NERP Tropical Ecosystems Hub

The mission of the NERP Tropical Ecosystems Hub (NERP TE Hub) is to address issues of concern for the management, conservation and sustainable use of the World Heritage listed Great Barrier Reef (GBR) and its catchments, tropical rainforests including the Wet Tropics World Heritage Area (WTWHA), and the terrestrial and marine assets underpinning resilient communities in Torres Strait, through the generation and transfer of world-class research and shared knowledge.  This research will be highly relevant, influential in policy, planning and management, publicly available, and provide value for money.

The Hub builds on five years of public good environmental research supported through the Marine and Tropical Sciences Research Facility (MTSRF).  The MTSRF was a large investment by the Commonwealth Environment Research Facilities (CERF) program, funded by the Australian Government through the former Department of the Environment, Water, Heritage and the Arts.  The MTSRF itself was built on the foundation of thirteen years of prior tropical research supported by the Cooperative Research Centres (CRC) Program, which funded CRCs for the Great Barrier Reef World Heritage Area, Torres Strait and Wet Tropics rainforests.

These successive research programs have sought to improve regional environmental decision making and inform national, state and regional stakeholders through better understanding of:

  • The status and future trends of key species and ecosystems in northern Queensland;
  • The social and economic interactions between northern Queensland communities and their regional environmental assets;
  • The performance of existing management arrangements against their targets; and
  • The options for adaptation and new management approaches to enhance ecological and social resilience in a changing environment.

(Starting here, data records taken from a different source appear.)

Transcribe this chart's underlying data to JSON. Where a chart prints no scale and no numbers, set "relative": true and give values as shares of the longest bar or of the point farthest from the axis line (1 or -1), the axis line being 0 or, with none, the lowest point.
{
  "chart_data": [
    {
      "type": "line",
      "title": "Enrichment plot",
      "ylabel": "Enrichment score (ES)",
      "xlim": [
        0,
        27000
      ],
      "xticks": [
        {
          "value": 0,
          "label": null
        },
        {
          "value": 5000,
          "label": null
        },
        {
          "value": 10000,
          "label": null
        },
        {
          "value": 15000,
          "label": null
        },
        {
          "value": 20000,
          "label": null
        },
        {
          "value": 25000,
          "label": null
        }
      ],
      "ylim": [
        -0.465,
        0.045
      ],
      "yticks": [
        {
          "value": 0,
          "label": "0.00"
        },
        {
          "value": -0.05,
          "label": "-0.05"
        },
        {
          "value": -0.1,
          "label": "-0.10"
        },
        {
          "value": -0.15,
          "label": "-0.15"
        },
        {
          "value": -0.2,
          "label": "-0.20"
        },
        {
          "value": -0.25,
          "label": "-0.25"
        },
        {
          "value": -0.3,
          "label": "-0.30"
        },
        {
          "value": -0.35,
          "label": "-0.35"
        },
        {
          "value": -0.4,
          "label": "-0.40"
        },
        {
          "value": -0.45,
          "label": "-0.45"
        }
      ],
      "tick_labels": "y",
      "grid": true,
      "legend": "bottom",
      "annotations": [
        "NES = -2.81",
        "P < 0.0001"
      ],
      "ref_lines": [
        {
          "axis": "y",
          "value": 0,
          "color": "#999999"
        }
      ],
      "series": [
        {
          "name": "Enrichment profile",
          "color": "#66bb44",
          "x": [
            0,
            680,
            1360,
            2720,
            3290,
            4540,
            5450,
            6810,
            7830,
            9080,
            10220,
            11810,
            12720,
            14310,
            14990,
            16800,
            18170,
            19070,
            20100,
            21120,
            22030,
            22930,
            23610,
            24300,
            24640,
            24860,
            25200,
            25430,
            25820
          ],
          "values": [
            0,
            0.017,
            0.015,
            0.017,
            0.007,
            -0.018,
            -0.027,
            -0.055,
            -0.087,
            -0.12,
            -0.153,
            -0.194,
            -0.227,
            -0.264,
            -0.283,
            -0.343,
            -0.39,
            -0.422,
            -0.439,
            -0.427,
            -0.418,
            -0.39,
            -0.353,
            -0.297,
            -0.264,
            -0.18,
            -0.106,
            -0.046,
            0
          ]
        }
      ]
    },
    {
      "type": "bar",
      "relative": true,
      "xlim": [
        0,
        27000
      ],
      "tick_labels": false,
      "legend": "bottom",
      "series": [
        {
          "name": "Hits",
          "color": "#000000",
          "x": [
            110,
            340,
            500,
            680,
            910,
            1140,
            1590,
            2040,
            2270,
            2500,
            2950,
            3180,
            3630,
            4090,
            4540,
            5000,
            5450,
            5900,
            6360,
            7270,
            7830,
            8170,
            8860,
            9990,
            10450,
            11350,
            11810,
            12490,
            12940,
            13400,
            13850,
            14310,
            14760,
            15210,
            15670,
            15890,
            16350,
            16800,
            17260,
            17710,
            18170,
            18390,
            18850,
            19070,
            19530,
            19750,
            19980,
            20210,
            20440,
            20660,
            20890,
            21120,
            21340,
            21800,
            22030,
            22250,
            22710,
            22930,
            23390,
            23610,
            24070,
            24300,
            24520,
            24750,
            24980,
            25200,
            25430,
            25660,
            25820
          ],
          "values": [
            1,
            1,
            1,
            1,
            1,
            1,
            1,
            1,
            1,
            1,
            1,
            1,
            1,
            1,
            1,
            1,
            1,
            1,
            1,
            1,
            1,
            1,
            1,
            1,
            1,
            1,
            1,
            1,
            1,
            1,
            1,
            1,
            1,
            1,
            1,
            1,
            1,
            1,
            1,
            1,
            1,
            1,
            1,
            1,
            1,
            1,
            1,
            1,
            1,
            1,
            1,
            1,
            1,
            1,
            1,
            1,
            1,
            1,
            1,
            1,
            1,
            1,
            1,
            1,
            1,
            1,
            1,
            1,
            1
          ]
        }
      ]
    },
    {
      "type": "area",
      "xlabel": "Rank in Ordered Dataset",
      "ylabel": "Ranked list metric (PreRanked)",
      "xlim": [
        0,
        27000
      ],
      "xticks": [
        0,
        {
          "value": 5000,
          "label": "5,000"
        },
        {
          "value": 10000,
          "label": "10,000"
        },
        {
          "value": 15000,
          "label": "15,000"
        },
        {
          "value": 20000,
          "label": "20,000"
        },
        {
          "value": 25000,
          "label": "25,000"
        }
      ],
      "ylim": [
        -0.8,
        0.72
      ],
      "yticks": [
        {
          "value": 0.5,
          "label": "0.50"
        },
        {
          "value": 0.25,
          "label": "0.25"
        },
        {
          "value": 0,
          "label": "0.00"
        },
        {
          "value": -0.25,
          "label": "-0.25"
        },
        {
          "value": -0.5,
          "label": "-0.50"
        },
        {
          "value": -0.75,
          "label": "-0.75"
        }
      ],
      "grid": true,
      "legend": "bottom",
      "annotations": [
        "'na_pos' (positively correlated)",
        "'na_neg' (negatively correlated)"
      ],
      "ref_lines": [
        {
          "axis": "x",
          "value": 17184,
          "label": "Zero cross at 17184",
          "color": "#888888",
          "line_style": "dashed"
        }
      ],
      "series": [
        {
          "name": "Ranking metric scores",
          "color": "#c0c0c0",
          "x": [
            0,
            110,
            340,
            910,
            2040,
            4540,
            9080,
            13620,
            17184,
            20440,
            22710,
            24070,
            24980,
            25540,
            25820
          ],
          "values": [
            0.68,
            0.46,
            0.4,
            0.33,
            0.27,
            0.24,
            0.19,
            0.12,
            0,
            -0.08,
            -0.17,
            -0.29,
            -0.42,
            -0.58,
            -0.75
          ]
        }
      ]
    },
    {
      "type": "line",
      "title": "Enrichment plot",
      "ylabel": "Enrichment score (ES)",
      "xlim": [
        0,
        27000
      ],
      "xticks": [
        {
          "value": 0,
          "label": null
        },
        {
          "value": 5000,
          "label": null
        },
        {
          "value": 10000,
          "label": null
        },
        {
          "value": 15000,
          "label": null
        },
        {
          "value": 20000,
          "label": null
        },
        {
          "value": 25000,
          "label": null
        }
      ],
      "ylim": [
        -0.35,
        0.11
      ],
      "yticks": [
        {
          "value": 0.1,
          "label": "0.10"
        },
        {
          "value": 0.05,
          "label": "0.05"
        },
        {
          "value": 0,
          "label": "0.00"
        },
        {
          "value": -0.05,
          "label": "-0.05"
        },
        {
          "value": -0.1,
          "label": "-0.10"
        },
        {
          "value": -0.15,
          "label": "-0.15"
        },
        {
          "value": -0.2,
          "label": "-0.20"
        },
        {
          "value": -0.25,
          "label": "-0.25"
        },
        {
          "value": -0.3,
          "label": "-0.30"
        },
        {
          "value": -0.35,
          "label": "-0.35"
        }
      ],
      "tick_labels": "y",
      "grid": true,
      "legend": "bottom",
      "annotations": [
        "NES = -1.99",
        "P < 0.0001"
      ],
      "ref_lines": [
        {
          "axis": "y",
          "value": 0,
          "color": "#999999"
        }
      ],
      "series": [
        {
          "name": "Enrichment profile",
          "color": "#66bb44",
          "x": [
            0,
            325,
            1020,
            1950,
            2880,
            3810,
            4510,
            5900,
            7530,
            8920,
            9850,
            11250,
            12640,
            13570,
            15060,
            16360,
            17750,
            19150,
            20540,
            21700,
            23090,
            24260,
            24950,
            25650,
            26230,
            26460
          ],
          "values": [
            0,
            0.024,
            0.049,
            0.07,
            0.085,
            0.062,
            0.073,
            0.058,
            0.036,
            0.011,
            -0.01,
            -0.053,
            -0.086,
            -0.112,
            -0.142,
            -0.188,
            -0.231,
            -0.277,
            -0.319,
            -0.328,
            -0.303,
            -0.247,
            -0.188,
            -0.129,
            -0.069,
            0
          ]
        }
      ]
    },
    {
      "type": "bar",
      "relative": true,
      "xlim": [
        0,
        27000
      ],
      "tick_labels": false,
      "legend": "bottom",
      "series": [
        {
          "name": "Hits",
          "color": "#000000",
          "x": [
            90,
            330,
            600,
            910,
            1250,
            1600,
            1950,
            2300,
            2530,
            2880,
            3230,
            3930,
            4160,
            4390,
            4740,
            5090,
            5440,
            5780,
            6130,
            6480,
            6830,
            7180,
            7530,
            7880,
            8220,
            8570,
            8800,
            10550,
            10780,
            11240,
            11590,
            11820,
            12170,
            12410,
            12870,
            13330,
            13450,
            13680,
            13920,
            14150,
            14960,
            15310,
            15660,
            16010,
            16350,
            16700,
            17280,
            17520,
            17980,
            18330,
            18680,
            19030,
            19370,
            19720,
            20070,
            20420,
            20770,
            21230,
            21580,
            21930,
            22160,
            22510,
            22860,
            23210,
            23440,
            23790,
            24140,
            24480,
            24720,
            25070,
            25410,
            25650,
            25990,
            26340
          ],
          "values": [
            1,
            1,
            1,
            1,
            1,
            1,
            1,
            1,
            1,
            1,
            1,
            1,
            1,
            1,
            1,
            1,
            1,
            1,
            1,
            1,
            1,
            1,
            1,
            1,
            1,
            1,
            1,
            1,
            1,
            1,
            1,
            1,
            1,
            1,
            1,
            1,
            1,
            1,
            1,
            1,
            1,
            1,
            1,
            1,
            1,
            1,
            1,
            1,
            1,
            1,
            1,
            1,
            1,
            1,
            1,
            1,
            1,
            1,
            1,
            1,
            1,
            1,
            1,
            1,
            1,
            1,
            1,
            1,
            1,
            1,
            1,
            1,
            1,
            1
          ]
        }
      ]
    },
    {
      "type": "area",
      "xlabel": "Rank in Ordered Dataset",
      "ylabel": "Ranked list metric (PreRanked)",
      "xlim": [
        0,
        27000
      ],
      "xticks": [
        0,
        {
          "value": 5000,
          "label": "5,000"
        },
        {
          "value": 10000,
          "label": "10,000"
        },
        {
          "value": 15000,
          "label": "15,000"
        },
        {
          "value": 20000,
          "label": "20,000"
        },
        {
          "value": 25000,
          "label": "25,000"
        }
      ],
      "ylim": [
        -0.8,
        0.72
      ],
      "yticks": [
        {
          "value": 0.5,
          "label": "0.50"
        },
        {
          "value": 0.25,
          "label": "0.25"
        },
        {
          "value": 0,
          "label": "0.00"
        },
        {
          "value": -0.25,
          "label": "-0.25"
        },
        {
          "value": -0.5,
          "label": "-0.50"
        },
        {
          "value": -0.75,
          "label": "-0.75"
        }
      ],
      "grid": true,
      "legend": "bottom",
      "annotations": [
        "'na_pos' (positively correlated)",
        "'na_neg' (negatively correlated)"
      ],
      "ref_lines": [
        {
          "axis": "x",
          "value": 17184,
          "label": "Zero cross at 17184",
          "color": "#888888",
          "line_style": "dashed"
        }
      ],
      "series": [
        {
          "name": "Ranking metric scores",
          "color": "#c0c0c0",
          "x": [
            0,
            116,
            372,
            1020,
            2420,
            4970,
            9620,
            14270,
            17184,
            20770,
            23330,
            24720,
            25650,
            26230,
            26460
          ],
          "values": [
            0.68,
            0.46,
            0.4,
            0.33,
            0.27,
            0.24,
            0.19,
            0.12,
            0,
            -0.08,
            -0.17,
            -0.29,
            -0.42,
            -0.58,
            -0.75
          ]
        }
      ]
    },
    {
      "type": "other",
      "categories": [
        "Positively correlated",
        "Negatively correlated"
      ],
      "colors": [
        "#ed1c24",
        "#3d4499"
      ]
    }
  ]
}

The NERP TE Hub will support 38 research projects, delivering into three geographic Nodes:  the Great Barrier Reef and its catchments, Torres Strait, and the Wet Tropics rainforests.  Common themes will run through each Node.  To that effect, the Hub’s research will be organised around twelve Research Programs to reflect the thematic and geographic matrix, with one program dedicated to communication and knowledge brokering across all three Nodes. 

Expected Outcomes of NERP TE Hub Activities

Responding to an independent review of the CERF program (include reference as a footnote), and the framing statements of the NERP, the NERP TE Hub has a primary obligation to strengthen decision-making on environmental matters by the Australian Government and other stakeholders. 

The Hub will develop and transfer new knowledge and tools (e.g. decision support systems) to managers and other users requiring environmental, social and/or economic information to support their respective future decisions.

The multiple community interests in managing the unique ecosystems of the Great Barrier Reef, Torres Strait, and the Wet Tropics rainforests (three tiers of government, industry, NRM bodies, conservation NGOs, public interest) means that the Hub will recognise the needs of the Australian Government along with the needs of a diverse range of interested stakeholders including Indigenous stakeholders. Desired outcomes of the research and knowledge transfer will include:

  • Greater clarity about the condition and trend of the key environmental assets;
  • New knowledge about historical changes in the GBR coastal zone;
  • Better definition of threatening processes in tropical terrestrial and marine ecosystems;
  • Management based on understanding multiple risks and cumulative pressures;
  • Inclusion of the socio-economic values of ecological goods and services in environmental decisions in northern Queensland;
  • Enhanced capacity and capability in north Queensland to support evidence-based decisions around competing resource uses, coastal development, invasive species, and climate change;
  • Better informed management of species of high conservation concern (e.g. cassowaries, turtles, dugongs, vulnerable shark species);
  • Greater participation by Indigenous stakeholders in co-management of biodiversity;
  • Support for ecologically sustainable communities in the Torres Strait;
  • Improved ability to predict ecosystem and societal responses to future change;
  • Better tools to evaluate alternative ecosystem scenarios;
  • Transfer of new knowledge and tools to other bioregions;
  • Improved flow of clear and appropriately targeted information to Queensland’s diverse northern communities, including Indigenous communities; and
  • Evidence of real-world impacts of Hub research on policy and on-ground practice in addition to a list of scholarly publications.